Orrick raised a single snow-white brow. “I like where your head is at, halfling. What do you have in mind?”
23
Oriana
31st day of the Twelfth Month, 1774
The bloodlust had consumed Oriana ten times in the past weeks. It was just as Anthes had said–it was getting stronger. Her dark desires would soon be all that was left of her.
This being her final day, she wished to spend it where it had all begun.
Elscar.
She had left at dawn, only just arriving at the pockmarked, sandy earth that once was her home, right as the sun had completed its full arc into the cerulean sky.
These people–this place–could still be here. Would still be here if she had not… Thousands of souls that would have turned into millions.
Anthes had wanted her by his side to embark on an endless mission of destroying worlds that he believed could not be cured, that would inevitably cause their own demise. He thought himself a savior in his own demented way, but he never even gave them a chance. Didn’t allow for them to figure out how to fix their worlds, to try. And that made him a monster in her eyes. He thrived on power. In his eyes, any world he considered weak wouldn’t survive and thus weakened the cosmos.
By refusing to go with him and staying in the mortal world, had she not been as bad as Anthes? Had she not destroyed the people of Elscar? Had she not destroyed so many lives in Sardorf?
If she could turn back time and choose a different path, would all of this have happened anyway?
The questions endlessly circled her mind until her head pounded and her ears rang.
The “what if” no longer mattered. It had happened–all of it–and there was no going back to fix the wrongs.
Her existence had always been a struggle and no matter what happened, no matter the decisions she had made, that would have remained the same.
The Gods feared death above all else, for they were immortal, but Oriana had always been the one to fear life. Eternity was a long time to war with oneself. And oddly enough, now thanks to Anthes, she had found a way out. A way to free her dark desires without harming anyone, without causing destruction.
If she had the chance to go back in time to change what had become of her, she would not.
Long ago freedom had been a word to laugh at, something always out of reach, a dream.
Now, it was so close she could almost reach out and touch it.
The city of Elscar was overgrown with brush and ivy. Centuries of abandonment had left the ruins exposed to the elements, further sinking them into the earth and allowing for new growth to cover the old city. Yet still smoke billowed from its destruction, a show of the powerful magic that destroyed it. Flames still flickered along the tops of the ruined buildings. With a wave of her hand, they were extinguished.
Oriana navigated her way through the tall grass and the craters marring the earth until she finally came to what was once the town square. This had been the main hub of activity within the city. Long ago, there had been a freshwater well in its center, where all the townspeople would visit daily to take water. It was now nothing more than a pile of dirt and rubble covered with mossy earth.
She sat there in the center and breathed in deep, closing her eyes as she let her enchantment magic roam free. It swelled from within her, pulsing out in waves. With each new wave, a new building pushed up through ash and sand, until Oriana had raised the town of Elscar and restored its original splendor, just as she remembered it.
A small, contented smile ghosted upon her lips at the site. Before, she hadn’t wanted to remember the town for what it once was; she wanted to remember what had happened to it, what she had caused. But as the finality of her fate crept toward her, she wanted to remember. She needed to see the town standing once again.

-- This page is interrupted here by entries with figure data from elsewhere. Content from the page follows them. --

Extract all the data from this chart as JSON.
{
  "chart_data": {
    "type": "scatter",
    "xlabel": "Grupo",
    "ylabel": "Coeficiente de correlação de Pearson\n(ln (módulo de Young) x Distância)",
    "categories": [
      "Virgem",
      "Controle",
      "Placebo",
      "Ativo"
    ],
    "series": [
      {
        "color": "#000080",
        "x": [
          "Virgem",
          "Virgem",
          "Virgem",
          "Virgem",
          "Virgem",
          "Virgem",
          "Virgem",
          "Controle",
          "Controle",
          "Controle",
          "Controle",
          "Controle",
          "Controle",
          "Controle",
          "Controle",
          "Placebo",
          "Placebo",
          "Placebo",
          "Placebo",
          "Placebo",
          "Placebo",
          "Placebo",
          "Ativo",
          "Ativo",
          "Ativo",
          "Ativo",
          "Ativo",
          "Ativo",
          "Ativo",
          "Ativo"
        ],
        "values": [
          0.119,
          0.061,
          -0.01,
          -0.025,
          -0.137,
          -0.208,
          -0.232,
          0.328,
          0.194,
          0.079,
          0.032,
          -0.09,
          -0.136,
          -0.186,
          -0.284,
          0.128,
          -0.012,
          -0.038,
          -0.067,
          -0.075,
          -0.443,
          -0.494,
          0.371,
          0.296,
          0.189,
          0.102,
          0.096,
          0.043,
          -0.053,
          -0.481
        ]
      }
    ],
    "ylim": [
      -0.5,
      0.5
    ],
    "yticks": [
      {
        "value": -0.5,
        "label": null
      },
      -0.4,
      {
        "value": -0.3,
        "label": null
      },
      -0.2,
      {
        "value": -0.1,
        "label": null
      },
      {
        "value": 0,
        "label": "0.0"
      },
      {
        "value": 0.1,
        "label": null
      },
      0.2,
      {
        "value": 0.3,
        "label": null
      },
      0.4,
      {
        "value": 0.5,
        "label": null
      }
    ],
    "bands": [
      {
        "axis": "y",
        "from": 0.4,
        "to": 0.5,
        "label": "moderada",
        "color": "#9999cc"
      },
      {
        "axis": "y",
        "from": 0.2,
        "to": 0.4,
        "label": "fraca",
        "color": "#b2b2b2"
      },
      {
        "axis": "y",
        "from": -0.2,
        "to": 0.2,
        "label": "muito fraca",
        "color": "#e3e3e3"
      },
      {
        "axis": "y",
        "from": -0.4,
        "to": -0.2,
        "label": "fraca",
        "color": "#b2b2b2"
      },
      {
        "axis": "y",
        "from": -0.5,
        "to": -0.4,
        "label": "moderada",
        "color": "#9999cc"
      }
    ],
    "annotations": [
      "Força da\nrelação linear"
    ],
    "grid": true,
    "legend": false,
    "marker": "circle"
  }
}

Once the blood moon rose in the sky, she would be forever transformed into her dark self, but these enchantments would remain. Forever etched upon this beautiful world.
Godly creations were as immortal as the Gods and goddesses themselves.
She hoped that people would come here, and that they would create a new civilization from her gifts. For the first time since her final night with Garren, she was happy.
It was a long way back to Sardorf and she couldn’t dally any longer. She had done what she had come to do.
As Oriana rode back to the Phantom Wood toward Shipwreck Cove, she thought of Haldis and of Garren. It had been agony these past weeks staying away from them, especially after her last meeting with Garren. She wished things could be different, that she could go back to him, and that they could somehow find a way together, but they couldn’t. She had been stupid and too damn afraid to let him in, and now that she finally had, they were out of time. Her heart ached at the thought of never seeing him again, of losing love for a second time. She wished she could say one last goodbye, spend one more beautiful moment with him, but she couldn’t risk it. It was a sacrifice she had to make in order to save the entirety of Svakland. The clock of her curse was ticking, and she had stayed far too long in Elscar. The crimson moon was mere hours from replacing the sun in the sky. In the end, it didn't matter. They would be better off forgetting about her. It was easier this way. She would disappear, never to be heard from again.
Oriana had developed an idea over the centuries, having always feared that this time would come.
Far into the Storm Sea, where the water was the roughest and the storms mingled among one another, she would create an enchanted cage. She would venture out into the hub of tempests where no mortal had survived, and she would lock herself in the cage.